Essa descoberta dos auditores foi corroborada pelo próprio MI. Ao responder à 3a diligência da ANA durante o processo de concessão da outorga (Ofício no 373/2005 – MI, Anexo II, fls 132 a 144), o MI informou que apenas 86 dos municípios a serem beneficiados detêm sistemas de adução para utilização da água proveniente do rio São Francisco.

Adicionalmente, não foi considerado no projeto o custo das obras dessa infraestrutura hídrica complementar. Assim, sem a realização dessas obras complementares, grande parte dos municípios potencialmente beneficiados não o serão e a população beneficiada será significativamente inferior àquela definida pelo MI.

Para finalizar a questão sobre o número de municípios beneficiados (e como consequência, o tamanho da população atendida), na realização da auditoria o TCU também enviou questionários aos órgãos estaduais responsáveis pela gestão de recursos hídricos.
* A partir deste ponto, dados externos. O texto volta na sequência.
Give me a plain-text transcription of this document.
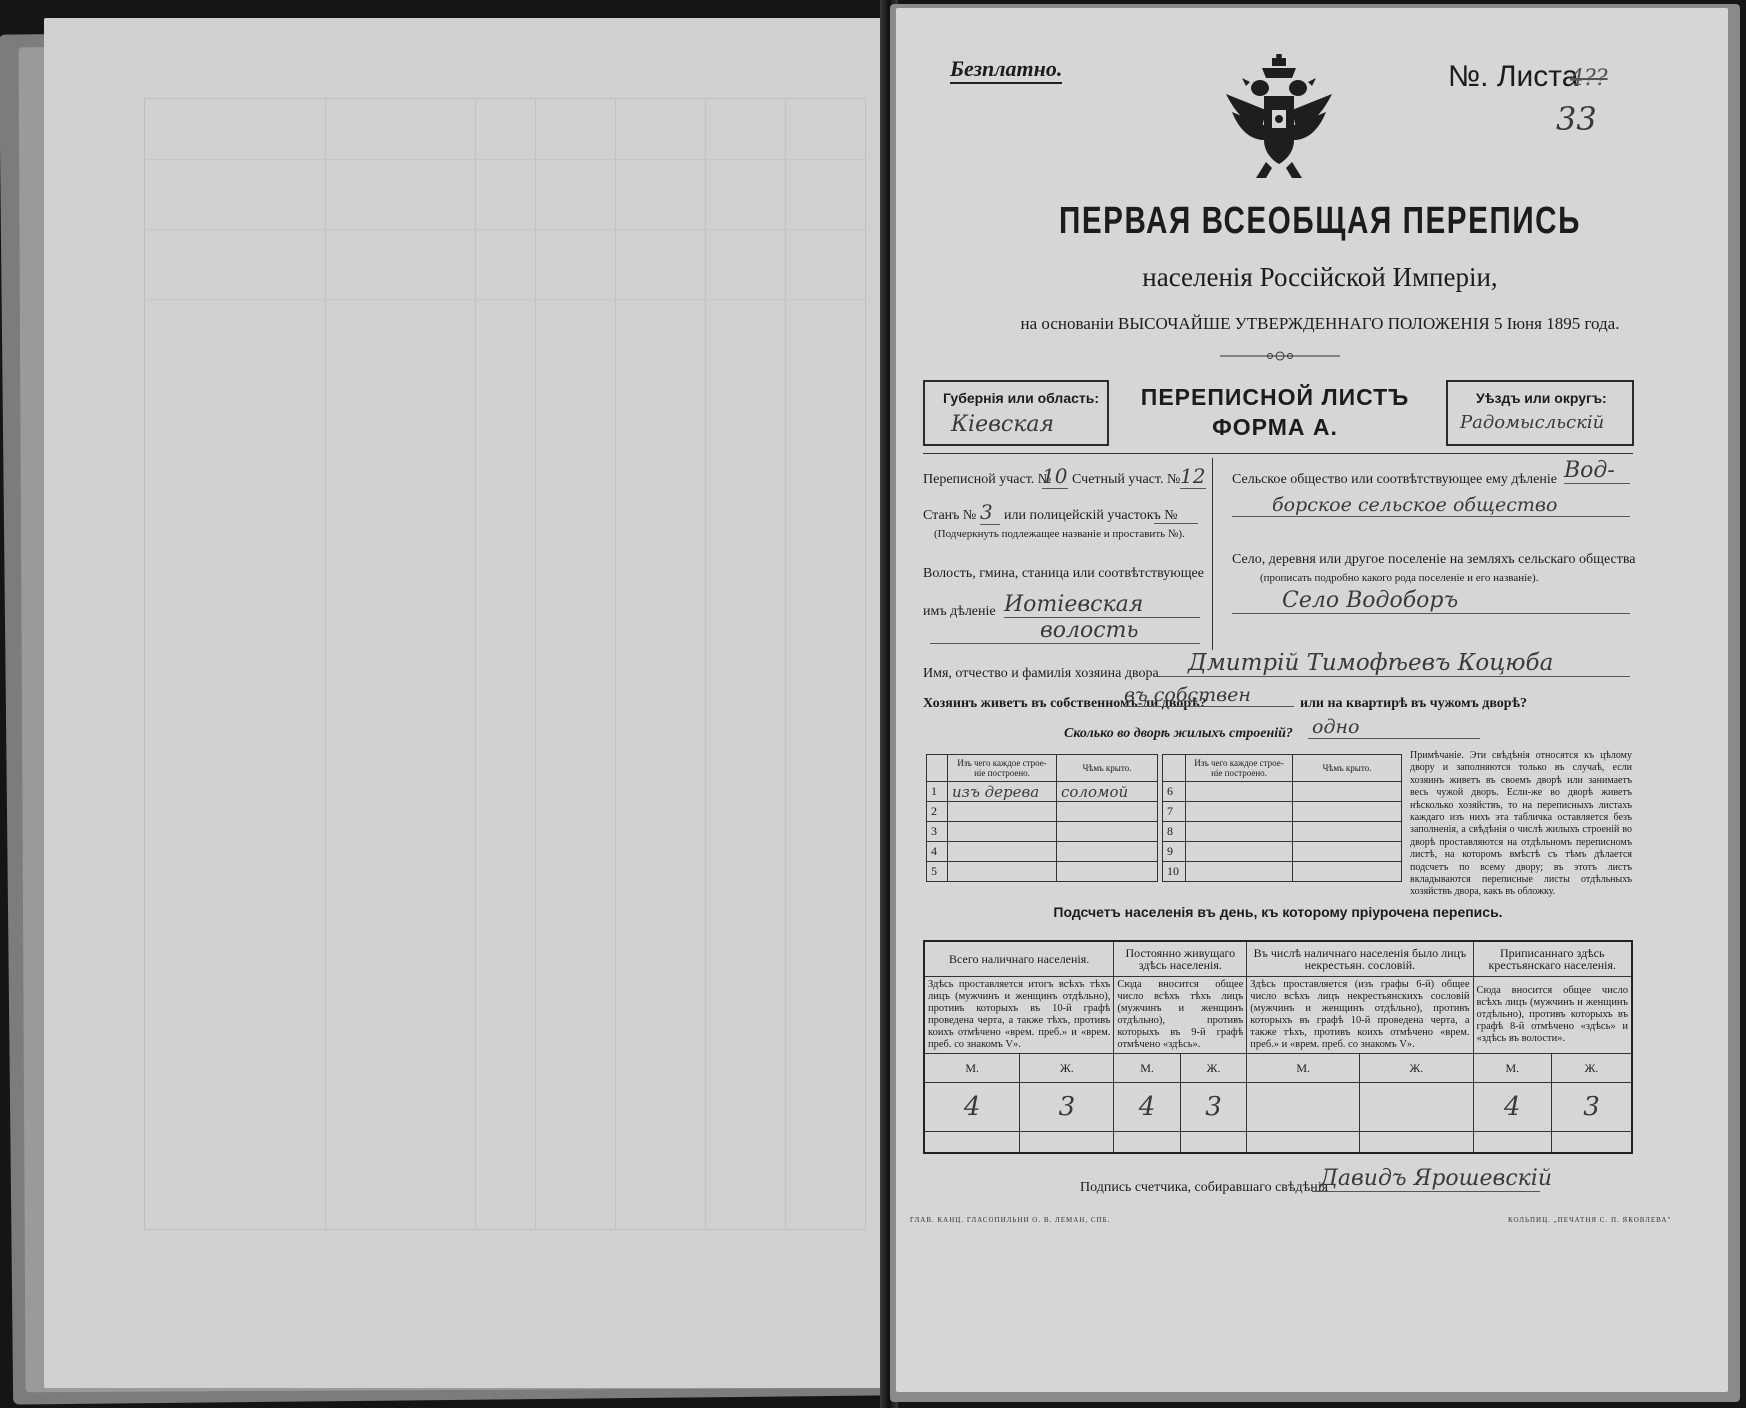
Безплатно.	№. Листа
4??
33
ПЕРВАЯ ВСЕОБЩАЯ ПЕРЕПИСЬ
населенія Россійской Имперіи,
на основаніи ВЫСОЧАЙШЕ УТВЕРЖДЕННАГО ПОЛОЖЕНІЯ 5 Іюня 1895 года.
Губернія или область:
Кіевская
ПЕРЕПИСНОЙ ЛИСТЪ
ФОРМА А.
Уѣздъ или округъ:
Радомысльскій
Переписной участ. №
10 Счетный участ. № 12
Станъ № 3 или полицейскій участокъ №
(Подчеркнуть подлежащее названіе и проставить №).
Волость, гмина, станица или соотвѣтствующее
имъ дѣленіе Иотіевская
волость
Сельское общество или соотвѣтствующее ему дѣленіе Вод-
борское сельское общество
Село, деревня или другое поселеніе на земляхъ сельскаго общества
(прописать подробно какого рода поселеніе и его названіе).
Село Водоборъ
Имя, отчество и фамилія хозяина двора	Дмитрій Тимофѣевъ Коцюба
Хозяинъ живетъ въ собственномъ-ли дворѣ?
въ собствен	или на квартирѣ въ чужомъ дворѣ?
Сколько во дворѣ жилыхъ строеній? одно
	Изъ чего каждое строе-ніе построено.	Чѣмъ крыто.
1	изъ дерева	соломой
2		
3		
4		
5		
	Изъ чего каждое строе-ніе построено.	Чѣмъ крыто.
6		
7		
8		
9		
10		
Примѣчаніе. Эти свѣдѣнія относятся къ цѣлому двору и заполняются только въ случаѣ, если хозяинъ живетъ въ своемъ дворѣ или занимаетъ весь чужой дворъ. Если-же во дворѣ живетъ нѣсколько хозяйствъ, то на переписныхъ листахъ каждаго изъ нихъ эта табличка оставляется безъ заполненія, а свѣдѣнія о числѣ жилыхъ строеній во дворѣ проставляются на отдѣльномъ переписномъ листѣ, на которомъ вмѣстѣ съ тѣмъ дѣлается подсчетъ по всему двору; въ этотъ листъ вкладываются переписные листы отдѣльныхъ хозяйствъ двора, какъ въ обложку.
Подсчетъ населенія въ день, къ которому пріурочена перепись.
Всего наличнаго населенія.		Постоянно живущаго здѣсь населенія.		Въ числѣ наличнаго населенія было лицъ некрестьян. сословій.		Приписаннаго здѣсь крестьянскаго населенія.	
Здѣсь проставляется итогъ всѣхъ тѣхъ лицъ (мужчинъ и женщинъ отдѣльно), противъ которыхъ въ 10-й графѣ проведена черта, а также тѣхъ, противъ коихъ отмѣчено «врем. преб.» и «врем. преб. со знакомъ V».		Сюда вносится общее число всѣхъ тѣхъ лицъ (мужчинъ и женщинъ отдѣльно), противъ которыхъ въ 9-й графѣ отмѣчено «здѣсь».		Здѣсь проставляется (изъ графы 6-й) общее число всѣхъ лицъ некрестьянскихъ сословій (мужчинъ и женщинъ отдѣльно), противъ которыхъ въ графѣ 10-й проведена черта, а также тѣхъ, противъ коихъ отмѣчено «врем. преб.» и «врем. преб. со знакомъ V».		Сюда вносится общее число всѣхъ лицъ (мужчинъ и женщинъ отдѣльно), противъ которыхъ въ графѣ 8-й отмѣчено «здѣсь» и «здѣсь въ волости».	
М.	Ж.	М.	Ж.	М.	Ж.	М.	Ж.
4	3	4	3			4	3

Подпись счетчика, собиравшаго свѣдѣнія
Давидъ Ярошевскій
ГЛАВ. КАНЦ. ГЛАСОПИЛЬНИ О. В. ЛЕМАН, СПБ.	КОЛЬПИЦ. „ПЕЧАТНЯ С. П. ЯКОВЛЕВА"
Novamente, assim como ocorreu no caso das respostas dos municípios supostamente beneficiários, as respostas dos governos estaduais indicaram que apenas parte dos municípios listados pelo MI como beneficiários são classificados dessa maneira pelos estados receptores. Nesse caso, as respostas dos representantes dos estados de Ceará, Pernambuco e Rio Grande do Norte indicaram um número menor de municípios beneficiados nesses estados do que o contido na listagem do MI. Apenas o representante da Paraíba indicou um número superior de beneficiados.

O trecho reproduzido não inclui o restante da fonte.